Steroid creams and antihistamines are often prescribed to control the inflammation and intense itching. For more severe eczema, treatment aims to control inflammation through immune-modulating treatments such as corticosteroids and cyclosporine, or phototherapy. While effective, the former requires constant monitoring and has potential side effects, while phototherapy with narrow-band UVB light requires patients to visit the hospital two to three times a week, said Dr Lee Haur Yueh, Consultant and Head, Department of Dermatology, Singapore General Hospital (SGH).

But dupilumab, a promising new drug now in the late stages of trial, could significantly relieve the intense itching and other debilitating complications of moderate-to-severe eczema, he said. “When it is approved (by the US Food and Drug Administration, FDA) and becomes available, dupilumab will be a game changer in the treatment of eczema,” said Dr Lee.

SGH is one of three local hospitals – the others are the National University Hospital and the National Skin Centre – participating in the trial. Enrolment in the trial has closed, but participants are continuing to receive treatment, which is by injection every one to two weeks.

According to various reports, the developers of the drug, Regeneron Pharmaceuticals and Sanofi, plan to file for FDA approval soon. Dupilumab acts by blocking interleukin4 (IL4) and interleukin13

(IL13), two small anti-inflammatory proteins secreted by cells that are believed to play a role in eczema. The drug, which the FDA has designated “a breakthrough therapy” to fast-track its development, treats the root cause of the disease rather than its symptoms.

This designation will help bring the drug to market earlier, and was based on positive results from the first two phases of clinical trials.

Regeneron and Sanofi said in June that a one-year phase 3 trial showed that treatment combining dupilumab with anti-inflammatory corticosteroid creams or ointments significantly helped patients suffering from eczema. The trial treatment significantly improved measures of overall disease severity, clearing the skin, reducing itching and improving quality of life through a one-year treatment period, said Dr George Yancopoulos, Chief Scientific Officer, Regeneron, and President, Regeneron Laboratories, in a statement earlier this year.

The study found that 40 per cent of patients who used corticosteroid creams or ointments and received dupilumab weekly, and 36 per cent who received dupilumab every two weeks, enjoyed a clearing or near-clearing of skin lesions at the end of one year. In comparison, 12.5 per cent achieved similar results when using corticosteroid creams or ointments alone.

Despite dupilumab’s fast-track status, it may still take some time before it becomes commercially available. Other drugs that target the signaling pathways involved in skin inflammation in eczema are also on the horizon.

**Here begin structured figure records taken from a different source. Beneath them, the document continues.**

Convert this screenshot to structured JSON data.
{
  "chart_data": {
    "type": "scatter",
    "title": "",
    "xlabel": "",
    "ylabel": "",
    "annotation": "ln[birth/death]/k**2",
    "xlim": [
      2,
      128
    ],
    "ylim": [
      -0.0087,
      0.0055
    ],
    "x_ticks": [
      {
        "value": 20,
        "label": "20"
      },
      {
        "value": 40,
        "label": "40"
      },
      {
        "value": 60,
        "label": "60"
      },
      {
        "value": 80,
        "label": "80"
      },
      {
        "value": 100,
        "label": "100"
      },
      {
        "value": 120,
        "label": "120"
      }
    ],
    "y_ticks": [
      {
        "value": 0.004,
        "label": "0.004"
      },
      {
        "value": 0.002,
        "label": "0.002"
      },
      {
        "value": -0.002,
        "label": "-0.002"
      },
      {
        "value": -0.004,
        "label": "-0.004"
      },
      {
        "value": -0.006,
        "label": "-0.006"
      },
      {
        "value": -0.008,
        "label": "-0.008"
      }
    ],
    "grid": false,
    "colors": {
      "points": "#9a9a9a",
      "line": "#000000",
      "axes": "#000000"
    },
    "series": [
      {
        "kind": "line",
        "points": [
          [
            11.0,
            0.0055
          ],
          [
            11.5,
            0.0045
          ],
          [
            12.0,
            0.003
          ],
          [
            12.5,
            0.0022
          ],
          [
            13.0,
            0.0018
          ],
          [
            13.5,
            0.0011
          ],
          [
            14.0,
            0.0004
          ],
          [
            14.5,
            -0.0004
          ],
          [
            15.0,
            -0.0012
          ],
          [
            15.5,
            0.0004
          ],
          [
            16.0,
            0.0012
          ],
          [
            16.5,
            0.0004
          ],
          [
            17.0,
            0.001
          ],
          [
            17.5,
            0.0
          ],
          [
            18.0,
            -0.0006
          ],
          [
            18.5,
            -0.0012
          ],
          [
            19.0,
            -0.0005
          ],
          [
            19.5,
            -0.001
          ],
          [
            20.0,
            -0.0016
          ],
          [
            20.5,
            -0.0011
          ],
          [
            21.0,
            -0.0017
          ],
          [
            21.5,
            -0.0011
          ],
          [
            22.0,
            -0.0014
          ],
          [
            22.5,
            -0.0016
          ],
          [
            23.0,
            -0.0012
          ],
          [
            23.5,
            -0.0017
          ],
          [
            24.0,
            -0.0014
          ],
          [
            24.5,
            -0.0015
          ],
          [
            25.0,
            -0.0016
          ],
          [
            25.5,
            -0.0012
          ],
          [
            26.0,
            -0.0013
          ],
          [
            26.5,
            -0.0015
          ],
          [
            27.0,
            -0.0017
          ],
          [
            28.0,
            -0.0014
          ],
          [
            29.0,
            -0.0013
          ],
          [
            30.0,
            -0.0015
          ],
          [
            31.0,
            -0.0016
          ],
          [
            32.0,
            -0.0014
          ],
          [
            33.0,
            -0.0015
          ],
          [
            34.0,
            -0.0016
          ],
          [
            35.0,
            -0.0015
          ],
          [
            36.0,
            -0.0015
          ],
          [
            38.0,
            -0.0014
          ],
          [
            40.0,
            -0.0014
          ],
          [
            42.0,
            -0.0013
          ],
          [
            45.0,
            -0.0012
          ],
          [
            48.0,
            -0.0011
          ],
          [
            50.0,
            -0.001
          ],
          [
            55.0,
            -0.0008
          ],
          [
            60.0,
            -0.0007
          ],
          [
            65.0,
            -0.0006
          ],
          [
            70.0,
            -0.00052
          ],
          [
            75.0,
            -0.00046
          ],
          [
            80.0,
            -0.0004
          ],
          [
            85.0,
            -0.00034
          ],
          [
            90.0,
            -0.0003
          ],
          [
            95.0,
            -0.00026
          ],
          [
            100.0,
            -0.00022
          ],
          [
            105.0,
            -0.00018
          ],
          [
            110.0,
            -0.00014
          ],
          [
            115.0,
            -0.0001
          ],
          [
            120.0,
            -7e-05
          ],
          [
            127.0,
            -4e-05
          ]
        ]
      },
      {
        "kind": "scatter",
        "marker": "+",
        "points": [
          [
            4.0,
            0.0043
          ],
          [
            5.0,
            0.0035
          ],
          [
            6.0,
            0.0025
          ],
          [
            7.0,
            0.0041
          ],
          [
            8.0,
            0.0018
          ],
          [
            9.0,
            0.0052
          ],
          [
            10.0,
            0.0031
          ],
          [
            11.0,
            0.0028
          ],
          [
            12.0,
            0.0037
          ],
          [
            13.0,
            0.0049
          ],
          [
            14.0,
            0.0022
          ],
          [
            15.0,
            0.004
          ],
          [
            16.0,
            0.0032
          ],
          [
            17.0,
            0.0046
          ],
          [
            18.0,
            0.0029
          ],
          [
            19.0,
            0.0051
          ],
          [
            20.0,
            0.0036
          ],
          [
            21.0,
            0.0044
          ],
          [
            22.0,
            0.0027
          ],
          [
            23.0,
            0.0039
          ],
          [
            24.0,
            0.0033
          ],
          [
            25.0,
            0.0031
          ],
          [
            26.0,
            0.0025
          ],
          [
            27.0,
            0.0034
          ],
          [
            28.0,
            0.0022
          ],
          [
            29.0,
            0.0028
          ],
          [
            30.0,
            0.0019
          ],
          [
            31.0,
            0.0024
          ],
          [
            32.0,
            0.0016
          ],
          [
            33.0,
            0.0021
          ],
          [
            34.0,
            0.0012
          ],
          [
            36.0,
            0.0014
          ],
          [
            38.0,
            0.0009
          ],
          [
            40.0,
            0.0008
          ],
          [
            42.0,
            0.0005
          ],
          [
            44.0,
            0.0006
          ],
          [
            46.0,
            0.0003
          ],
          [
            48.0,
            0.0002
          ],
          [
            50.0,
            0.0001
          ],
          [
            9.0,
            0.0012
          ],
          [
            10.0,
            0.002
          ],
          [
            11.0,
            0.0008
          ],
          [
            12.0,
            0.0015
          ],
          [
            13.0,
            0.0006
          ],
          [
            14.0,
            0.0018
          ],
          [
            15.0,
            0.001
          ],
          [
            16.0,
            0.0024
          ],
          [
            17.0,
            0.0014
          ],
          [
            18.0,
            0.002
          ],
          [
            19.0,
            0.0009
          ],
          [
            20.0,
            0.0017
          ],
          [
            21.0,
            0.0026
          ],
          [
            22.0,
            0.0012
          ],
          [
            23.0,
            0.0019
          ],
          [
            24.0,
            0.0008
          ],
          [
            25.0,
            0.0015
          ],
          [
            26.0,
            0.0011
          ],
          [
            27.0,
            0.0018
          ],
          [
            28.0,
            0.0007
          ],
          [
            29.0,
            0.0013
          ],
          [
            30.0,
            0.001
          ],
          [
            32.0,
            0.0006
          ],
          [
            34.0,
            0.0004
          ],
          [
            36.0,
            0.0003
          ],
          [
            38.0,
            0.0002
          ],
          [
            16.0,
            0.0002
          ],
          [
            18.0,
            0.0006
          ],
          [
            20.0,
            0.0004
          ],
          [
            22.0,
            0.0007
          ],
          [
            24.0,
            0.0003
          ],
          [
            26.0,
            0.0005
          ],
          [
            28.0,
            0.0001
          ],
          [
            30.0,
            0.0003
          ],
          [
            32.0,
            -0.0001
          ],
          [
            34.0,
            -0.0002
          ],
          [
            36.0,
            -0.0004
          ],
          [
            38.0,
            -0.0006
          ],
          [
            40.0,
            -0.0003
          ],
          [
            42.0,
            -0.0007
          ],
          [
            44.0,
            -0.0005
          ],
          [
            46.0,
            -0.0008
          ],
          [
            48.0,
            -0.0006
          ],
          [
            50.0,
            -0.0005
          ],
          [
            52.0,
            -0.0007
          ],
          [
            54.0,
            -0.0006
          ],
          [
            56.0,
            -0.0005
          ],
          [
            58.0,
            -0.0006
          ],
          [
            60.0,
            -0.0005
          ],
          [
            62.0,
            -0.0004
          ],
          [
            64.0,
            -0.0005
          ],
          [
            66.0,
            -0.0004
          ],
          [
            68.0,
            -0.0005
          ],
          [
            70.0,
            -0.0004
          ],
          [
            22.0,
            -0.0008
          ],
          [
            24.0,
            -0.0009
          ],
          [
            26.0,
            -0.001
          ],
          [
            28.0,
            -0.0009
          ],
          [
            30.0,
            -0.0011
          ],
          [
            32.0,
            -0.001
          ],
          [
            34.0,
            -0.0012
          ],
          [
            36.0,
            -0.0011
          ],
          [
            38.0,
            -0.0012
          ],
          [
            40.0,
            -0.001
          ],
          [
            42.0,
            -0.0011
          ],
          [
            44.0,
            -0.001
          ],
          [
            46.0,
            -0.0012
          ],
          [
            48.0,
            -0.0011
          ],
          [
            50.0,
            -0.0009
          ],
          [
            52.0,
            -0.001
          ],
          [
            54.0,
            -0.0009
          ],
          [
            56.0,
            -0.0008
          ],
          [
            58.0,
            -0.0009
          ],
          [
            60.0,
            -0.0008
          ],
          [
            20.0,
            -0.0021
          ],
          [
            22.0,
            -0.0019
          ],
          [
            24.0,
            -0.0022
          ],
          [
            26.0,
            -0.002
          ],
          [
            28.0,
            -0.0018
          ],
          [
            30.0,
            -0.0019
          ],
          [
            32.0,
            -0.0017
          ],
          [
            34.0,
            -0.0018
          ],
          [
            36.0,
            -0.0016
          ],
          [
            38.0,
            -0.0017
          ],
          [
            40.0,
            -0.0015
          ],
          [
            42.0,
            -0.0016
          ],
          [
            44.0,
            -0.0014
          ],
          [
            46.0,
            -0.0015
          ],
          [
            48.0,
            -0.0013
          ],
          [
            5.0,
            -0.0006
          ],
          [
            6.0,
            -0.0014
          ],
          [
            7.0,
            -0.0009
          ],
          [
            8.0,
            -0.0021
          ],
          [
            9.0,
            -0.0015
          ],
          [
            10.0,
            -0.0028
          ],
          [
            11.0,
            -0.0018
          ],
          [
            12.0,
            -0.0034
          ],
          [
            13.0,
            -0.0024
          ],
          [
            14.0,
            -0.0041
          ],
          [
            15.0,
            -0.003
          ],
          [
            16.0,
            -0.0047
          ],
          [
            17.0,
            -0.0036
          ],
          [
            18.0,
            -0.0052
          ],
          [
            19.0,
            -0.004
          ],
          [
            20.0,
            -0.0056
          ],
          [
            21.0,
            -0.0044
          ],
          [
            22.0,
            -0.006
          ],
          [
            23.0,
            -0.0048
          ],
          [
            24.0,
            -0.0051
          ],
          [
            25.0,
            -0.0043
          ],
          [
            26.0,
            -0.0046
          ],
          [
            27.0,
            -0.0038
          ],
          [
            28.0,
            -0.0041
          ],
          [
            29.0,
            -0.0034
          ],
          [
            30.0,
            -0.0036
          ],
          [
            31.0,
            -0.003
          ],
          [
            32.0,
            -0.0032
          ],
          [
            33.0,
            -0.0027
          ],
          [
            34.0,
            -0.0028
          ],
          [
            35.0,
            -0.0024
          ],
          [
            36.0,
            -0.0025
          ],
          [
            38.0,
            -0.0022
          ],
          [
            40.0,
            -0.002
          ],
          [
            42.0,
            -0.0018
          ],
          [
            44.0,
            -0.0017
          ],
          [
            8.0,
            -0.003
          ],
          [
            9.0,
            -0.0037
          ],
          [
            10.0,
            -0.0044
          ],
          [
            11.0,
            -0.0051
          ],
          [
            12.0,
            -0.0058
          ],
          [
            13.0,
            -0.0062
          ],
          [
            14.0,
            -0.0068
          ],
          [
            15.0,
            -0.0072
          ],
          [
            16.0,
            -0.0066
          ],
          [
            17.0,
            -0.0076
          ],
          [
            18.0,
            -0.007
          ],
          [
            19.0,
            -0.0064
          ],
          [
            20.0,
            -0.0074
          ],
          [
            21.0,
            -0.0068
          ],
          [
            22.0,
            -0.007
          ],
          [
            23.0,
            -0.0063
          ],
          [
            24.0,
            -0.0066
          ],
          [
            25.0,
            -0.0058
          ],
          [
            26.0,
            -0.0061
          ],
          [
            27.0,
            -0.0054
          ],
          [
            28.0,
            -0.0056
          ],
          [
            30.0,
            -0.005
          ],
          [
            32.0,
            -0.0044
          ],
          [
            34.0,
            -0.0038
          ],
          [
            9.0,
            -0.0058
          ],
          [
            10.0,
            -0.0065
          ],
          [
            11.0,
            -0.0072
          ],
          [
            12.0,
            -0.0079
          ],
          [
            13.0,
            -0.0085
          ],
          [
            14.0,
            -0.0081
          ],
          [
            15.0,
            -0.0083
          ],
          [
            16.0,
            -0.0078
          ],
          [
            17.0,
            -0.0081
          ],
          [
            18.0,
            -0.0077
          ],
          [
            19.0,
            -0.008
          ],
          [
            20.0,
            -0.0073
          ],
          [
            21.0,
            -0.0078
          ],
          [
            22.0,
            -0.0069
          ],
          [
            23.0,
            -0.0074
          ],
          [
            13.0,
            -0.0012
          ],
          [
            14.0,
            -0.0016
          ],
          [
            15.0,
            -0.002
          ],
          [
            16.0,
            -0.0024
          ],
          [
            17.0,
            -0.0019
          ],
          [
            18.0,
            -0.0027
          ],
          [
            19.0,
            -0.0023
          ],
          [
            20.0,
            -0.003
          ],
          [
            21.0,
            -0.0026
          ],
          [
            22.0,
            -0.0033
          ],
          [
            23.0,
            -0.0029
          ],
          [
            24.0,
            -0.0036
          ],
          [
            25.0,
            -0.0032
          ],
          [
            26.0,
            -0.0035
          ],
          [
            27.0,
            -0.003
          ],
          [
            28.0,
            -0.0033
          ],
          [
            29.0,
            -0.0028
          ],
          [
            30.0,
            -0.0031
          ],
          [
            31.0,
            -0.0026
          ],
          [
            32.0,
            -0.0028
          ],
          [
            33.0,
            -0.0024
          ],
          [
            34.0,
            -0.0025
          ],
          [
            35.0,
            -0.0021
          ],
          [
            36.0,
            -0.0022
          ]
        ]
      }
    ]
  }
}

Many people with eczema appear to have a reduced amount of the protein called filaggrin, which helps the skin barrier hold moisture. This deficiency impairs the skin barrier function, making it easier for irritants and allergens to trigger a flare-up.

Eczema is likely caused by a combination of factors, including genetic or environmental factors, the body’s immune response to allergens and other irritants.

Atopic eczema, the most common form of the condition, tends to occur in people who have a tendency to develop allergic diseases, which in addition to atopic eczema, include allergic rhinitis, asthma and allergic conjunctivitis. Eczema is estimated to affect about 20 per cent of people, with 20 per cent of sufferers likely to have the moderate-to-severe form.